Why for Yiru: mRNA-based cancer vaccines and in situ CAR T-cell generation are frontier TME immunotherapies where codon optimization directly impacts efficacy. Poorly optimized mRNAs produce less antigen, reducing the magnitude of the anti-tumour T cell response. RNAJog could be applied to optimize mRNAs encoding tumour neoantigens, cytokines (IL-12, IL-2), or CAR constructs for intratumoural delivery. The multi-objective framework — balancing stability, expression level, and translational efficiency — is particularly well-suited to the TME context where mRNAs must function in the inflammatory, hypoxic, and nuclease-rich tumour environment. The reinforcement learning architecture also provides a template for optimizing other nucleic acid therapeutics (siRNA, ASOs, guide RNAs) for TME applications.
Vessel Spatial Analysis (VeSpA): a tool for whole slide image segmentation, morphometry, and QuPath extension
bioRxiv Published 2026-06-20 preprint DOI: 10.64898/2026.06.15.732366
computational pathology whole slide imaging vessel analysis image segmentation QuPath spatial analysis
Summary: Presents VeSpA (Vessel Spatial Analysis), a computational pathology tool for whole slide image segmentation and morphometric analysis of blood vessels, implemented as a QuPath extension. Quantitative analysis of vascular architecture in tissue sections is important for understanding tumour angiogenesis, tissue perfusion, and drug delivery, yet existing tools are either proprietary, require programming expertise, or lack spatial analysis capabilities. VeSpA provides automated vessel segmentation from H&E or immunohistochemistry-stained whole slide images, extraction of morphometric features (vessel density, diameter, shape, tortuosity), and spatial analysis of vessel distribution relative to tissue landmarks. The QuPath integration makes it accessible to pathologists and biologists without requiring programming, while the open-source nature enables customization and extension for specific research questions.

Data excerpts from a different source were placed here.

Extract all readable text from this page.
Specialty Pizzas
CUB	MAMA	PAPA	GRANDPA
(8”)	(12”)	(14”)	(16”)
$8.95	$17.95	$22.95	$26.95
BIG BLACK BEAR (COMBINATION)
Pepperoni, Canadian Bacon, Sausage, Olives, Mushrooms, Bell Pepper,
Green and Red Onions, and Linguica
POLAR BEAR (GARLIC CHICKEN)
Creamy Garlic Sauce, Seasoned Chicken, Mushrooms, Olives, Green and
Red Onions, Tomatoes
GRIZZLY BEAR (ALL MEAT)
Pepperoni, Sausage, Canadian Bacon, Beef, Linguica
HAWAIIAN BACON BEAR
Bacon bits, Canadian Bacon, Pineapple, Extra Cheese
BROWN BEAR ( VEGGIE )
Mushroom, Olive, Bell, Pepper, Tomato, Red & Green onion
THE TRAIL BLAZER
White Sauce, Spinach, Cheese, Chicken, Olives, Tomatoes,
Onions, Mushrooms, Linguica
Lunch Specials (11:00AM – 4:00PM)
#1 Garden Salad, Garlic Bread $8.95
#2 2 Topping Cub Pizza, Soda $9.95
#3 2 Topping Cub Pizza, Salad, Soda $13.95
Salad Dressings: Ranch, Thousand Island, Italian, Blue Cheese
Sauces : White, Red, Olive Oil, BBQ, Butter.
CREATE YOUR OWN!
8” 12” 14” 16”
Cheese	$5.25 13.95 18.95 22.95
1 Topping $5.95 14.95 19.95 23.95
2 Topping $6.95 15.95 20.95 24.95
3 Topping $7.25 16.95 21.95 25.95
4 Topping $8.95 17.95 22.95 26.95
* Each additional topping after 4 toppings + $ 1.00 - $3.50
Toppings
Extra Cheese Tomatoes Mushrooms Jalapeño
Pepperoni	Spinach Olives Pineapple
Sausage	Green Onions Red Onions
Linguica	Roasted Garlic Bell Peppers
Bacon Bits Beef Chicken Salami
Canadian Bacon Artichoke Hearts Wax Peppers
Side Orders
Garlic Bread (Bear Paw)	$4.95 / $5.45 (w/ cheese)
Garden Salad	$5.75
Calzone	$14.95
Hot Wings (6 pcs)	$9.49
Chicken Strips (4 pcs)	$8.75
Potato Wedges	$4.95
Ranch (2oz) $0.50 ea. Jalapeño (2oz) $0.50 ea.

Why it matters: Vascular architecture is a critical but under-quantified feature of the TME. Tumour blood vessels are structurally and functionally abnormal — they are tortuous, leaky, and poorly perfused — contributing to hypoxia, immune exclusion, and poor drug delivery. Yet most TME studies that include vessel analysis rely on simple metrics like microvessel density, which capture only a fraction of the biologically relevant information. VeSpA enables comprehensive, spatially aware vessel morphometry from routine histology slides, making high-dimensional vessel phenotyping accessible to any lab with a slide scanner. The QuPath integration is key: QuPath is widely used in digital pathology, and VeSpA extends it with specialized vessel analysis capabilities.

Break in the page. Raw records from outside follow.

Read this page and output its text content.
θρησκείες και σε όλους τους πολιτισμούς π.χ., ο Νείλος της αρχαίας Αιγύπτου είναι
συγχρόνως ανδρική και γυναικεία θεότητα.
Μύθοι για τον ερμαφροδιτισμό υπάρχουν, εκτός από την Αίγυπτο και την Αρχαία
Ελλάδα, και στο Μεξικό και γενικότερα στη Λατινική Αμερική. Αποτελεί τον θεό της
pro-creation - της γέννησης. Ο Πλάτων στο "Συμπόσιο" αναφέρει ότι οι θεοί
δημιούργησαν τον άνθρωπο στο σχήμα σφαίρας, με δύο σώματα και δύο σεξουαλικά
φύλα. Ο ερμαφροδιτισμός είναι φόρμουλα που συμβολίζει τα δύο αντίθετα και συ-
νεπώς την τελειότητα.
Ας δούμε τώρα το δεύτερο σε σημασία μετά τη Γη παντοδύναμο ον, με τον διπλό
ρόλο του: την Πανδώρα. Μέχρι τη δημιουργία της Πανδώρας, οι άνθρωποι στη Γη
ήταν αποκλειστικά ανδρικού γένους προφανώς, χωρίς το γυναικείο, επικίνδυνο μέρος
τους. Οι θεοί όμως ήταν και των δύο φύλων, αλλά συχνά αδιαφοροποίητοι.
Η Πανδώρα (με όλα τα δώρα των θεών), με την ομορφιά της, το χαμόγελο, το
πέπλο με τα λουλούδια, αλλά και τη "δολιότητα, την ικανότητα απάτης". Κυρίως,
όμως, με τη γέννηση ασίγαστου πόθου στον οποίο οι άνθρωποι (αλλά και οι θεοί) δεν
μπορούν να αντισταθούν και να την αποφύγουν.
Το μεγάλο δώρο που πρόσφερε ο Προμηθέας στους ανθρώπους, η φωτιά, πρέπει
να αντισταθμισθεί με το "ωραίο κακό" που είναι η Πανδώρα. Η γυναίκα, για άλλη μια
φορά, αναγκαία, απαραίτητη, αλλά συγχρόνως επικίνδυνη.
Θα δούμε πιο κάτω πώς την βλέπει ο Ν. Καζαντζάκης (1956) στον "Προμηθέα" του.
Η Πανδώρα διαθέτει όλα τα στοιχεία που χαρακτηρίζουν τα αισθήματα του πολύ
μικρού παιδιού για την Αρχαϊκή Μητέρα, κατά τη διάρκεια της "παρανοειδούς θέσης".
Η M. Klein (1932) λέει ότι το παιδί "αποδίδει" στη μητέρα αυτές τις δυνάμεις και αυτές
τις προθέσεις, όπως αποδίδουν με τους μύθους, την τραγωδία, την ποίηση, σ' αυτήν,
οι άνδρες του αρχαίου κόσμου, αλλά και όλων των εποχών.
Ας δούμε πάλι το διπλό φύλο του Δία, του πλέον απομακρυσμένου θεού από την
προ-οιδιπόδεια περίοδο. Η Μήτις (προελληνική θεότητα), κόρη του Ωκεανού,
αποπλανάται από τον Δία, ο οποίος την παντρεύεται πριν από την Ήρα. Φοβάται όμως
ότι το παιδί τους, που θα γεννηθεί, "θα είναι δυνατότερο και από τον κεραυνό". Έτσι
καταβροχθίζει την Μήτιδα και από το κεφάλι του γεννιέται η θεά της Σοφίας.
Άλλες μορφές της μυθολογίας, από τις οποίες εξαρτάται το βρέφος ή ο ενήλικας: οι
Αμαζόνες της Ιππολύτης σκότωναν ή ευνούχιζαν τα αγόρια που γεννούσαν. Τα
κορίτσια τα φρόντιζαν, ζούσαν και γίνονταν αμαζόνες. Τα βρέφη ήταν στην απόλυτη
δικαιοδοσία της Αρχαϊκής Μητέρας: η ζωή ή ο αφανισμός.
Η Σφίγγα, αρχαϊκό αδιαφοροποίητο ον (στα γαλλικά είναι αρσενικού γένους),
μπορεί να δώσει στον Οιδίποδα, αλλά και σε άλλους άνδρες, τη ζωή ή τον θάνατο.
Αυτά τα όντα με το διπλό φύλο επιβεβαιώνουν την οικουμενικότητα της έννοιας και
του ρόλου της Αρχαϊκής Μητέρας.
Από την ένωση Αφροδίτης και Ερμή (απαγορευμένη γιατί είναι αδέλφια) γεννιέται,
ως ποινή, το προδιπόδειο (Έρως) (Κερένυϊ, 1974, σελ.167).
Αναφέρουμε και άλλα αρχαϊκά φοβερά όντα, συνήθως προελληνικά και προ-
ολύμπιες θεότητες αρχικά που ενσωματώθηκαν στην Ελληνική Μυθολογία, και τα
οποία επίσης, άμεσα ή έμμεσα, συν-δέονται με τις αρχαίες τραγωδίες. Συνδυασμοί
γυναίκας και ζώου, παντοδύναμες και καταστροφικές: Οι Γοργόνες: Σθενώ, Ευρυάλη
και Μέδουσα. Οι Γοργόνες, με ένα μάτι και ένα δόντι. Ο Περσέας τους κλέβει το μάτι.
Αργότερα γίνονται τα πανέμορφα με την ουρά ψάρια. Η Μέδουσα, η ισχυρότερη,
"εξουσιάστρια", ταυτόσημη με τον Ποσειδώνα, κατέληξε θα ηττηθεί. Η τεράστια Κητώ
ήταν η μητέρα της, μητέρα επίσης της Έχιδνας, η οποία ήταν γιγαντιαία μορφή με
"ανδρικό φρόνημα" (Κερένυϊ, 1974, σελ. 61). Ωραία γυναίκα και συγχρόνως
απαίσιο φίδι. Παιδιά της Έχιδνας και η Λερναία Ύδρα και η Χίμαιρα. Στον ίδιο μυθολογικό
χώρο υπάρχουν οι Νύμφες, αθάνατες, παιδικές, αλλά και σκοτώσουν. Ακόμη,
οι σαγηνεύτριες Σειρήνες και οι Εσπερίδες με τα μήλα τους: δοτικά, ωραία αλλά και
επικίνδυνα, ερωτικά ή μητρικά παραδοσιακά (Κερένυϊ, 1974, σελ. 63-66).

Why for Yiru: Tumour vasculature is a major determinant of TME immune infiltration — well-perfused tumours with normal-like vessels tend to have better T cell infiltration, while chaotic, poorly perfused vasculature correlates with immune exclusion. VeSpA could be applied to quantify vascular architecture in TME studies, correlating vessel morphometric features with immune cell infiltration patterns from multiplex immunohistochemistry or spatial transcriptomics. Understanding which vascular features predict immunotherapy response — and whether vascular normalizing agents improve T cell infiltration — are key translational questions that tools like VeSpA can help address at scale. The spatial analysis component (vessel distribution relative to tumour regions, immune aggregates, or necrotic zones) is particularly relevant for TME spatial biology.